GLRD: Global-Local Collaborative Reason and Debate with PSL for 3D Open-Vocabulary Detection
Xingyu Peng, Si Liu, Chen Gao, Yan Bai, Beipeng Mu, Xiaofei Wang, Huaxia Xia
TL;DR
GLRD tackles LiDAR-based 3D Open-Vocabulary Detection by fusing local object features with global scene understanding through LLMs, and by enforcing robust decision-making with a Probabilistic Soft Logic solver and a debate mechanism. Key contributions include Reflected Pseudo Labels Generation (RPLG) and Background-Aware Object Localization (BAOL) to improve supervision and proposals, Static and Dynamic Balance between Classes (SBC/DBC) to address class imbalance, and OV-PSL-based global-local collaboration for keep/remove/reclassify decisions with a scene-driven debate for confusable objects. The framework demonstrates strong gains on ScanNet and SUN RGB-D in both Partial and Full Open-Vocabulary settings, achieving state-of-the-art results in several metrics such as $AP_{25}^{novel}$ and $AP_{25}^{mean}$, and showing substantial improvements in top-$10$ and top-$20$ class settings in the full-vocabulary regime. Overall, GLRD establishes a principled approach to integrate scene context, common sense reasoning, and probabilistic optimization to advance 3D open-vocabulary detection in noisy point-cloud data.
Abstract
The task of LiDAR-based 3D Open-Vocabulary Detection (3D OVD) requires the detector to learn to detect novel objects from point clouds without off-the-shelf training labels. Previous methods focus on the learning of object-level representations and ignore the scene-level information, thus it is hard to distinguish objects with similar classes. In this work, we propose a Global-Local Collaborative Reason and Debate with PSL (GLRD) framework for the 3D OVD task, considering both local object-level information and global scene-level information. Specifically, LLM is utilized to perform common sense reasoning based on object-level and scene-level information, where the detection result is refined accordingly.
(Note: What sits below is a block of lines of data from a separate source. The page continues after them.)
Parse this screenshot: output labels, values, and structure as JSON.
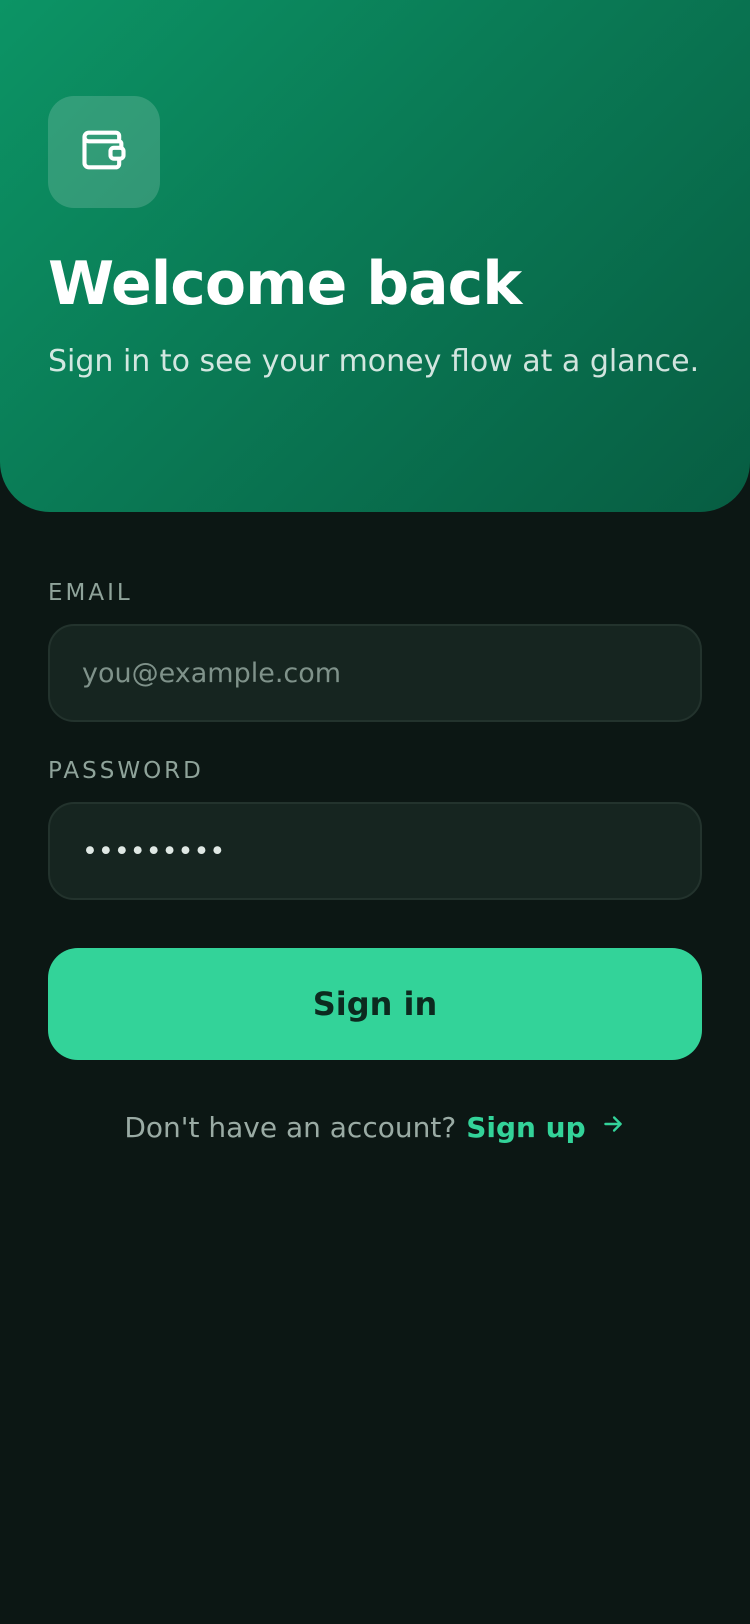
{
  "hero": {
    "icon": "wallet-icon",
    "title": "Welcome back",
    "subtitle": "Sign in to see your money flow at a glance."
  },
  "form": {
    "email": {
      "label": "EMAIL",
      "placeholder": "you@example.com",
      "value": ""
    },
    "password": {
      "label": "PASSWORD",
      "value": "•••••••••"
    },
    "submit_label": "Sign in"
  },
  "footer": {
    "prompt": "Don't have an account?",
    "link_label": "Sign up",
    "link_icon": "arrow-right-icon"
  },
  "colors": {
    "accent": "#33d399",
    "background": "#0c1714",
    "hero_start": "#0c9465",
    "hero_end": "#075d42",
    "field_bg": "#162520"
  }
}
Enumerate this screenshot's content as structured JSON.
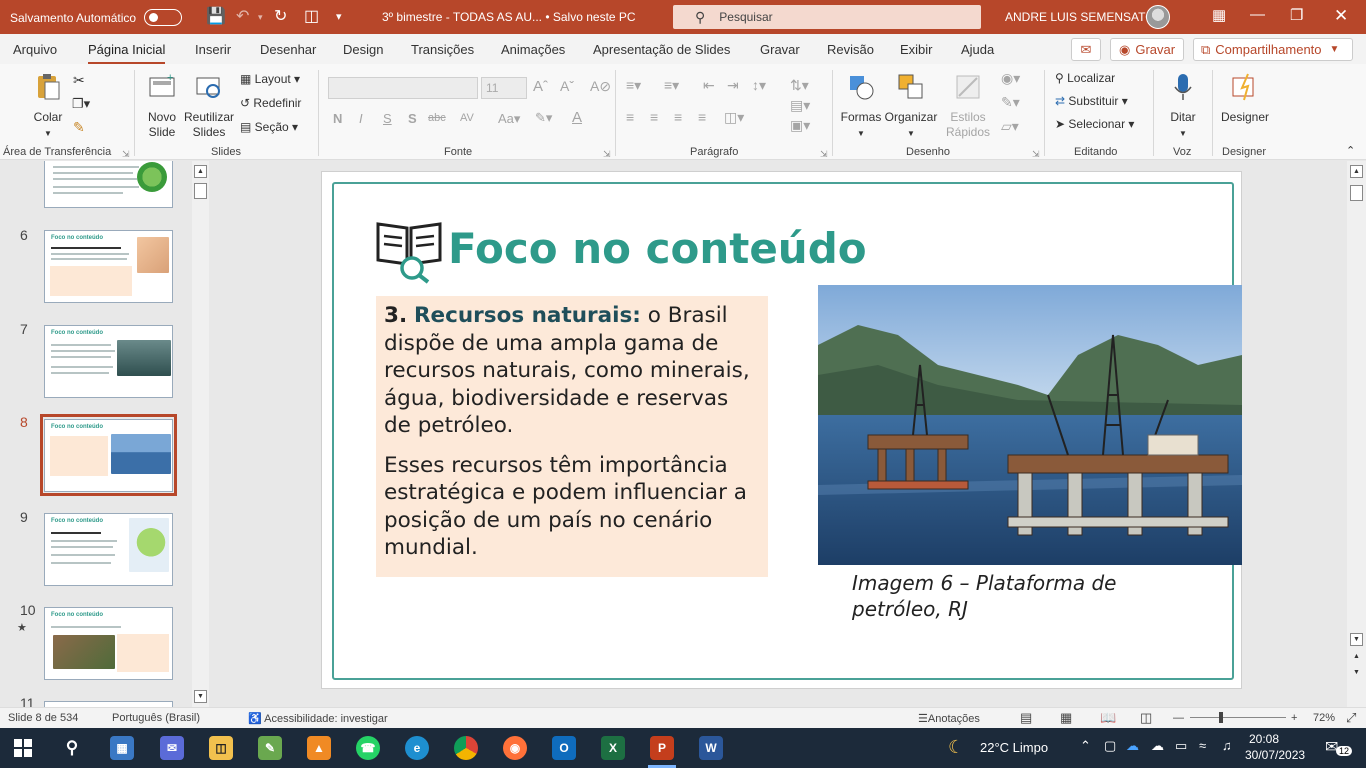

To further boost the LLM's ability of precise decisions, we also design a probabilistic soft logic solver (OV-PSL) to search for the optimal solution, and a debate scheme to confirm the class of confusable objects. In addition, to alleviate the uneven distribution of classes, a static balance scheme (SBC) and a dynamic balance scheme (DBC) are designed. In addition, to reduce the influence of noise in data and training, we further propose Reflected Pseudo Labels Generation (RPLG) and Background-Aware Object Localization (BAOL). Extensive experiments conducted on ScanNet and SUN RGB-D demonstrate the superiority of GLRD, where absolute improvements in mean average precision are $+2.82\%$ on SUN RGB-D and $+3.72\%$ on ScanNet in the partial open-vocabulary setting. In the full open-vocabulary setting, the absolute improvements in mean average precision are $+4.03\%$ on ScanNet and $+14.11\%$ on SUN RGB-D.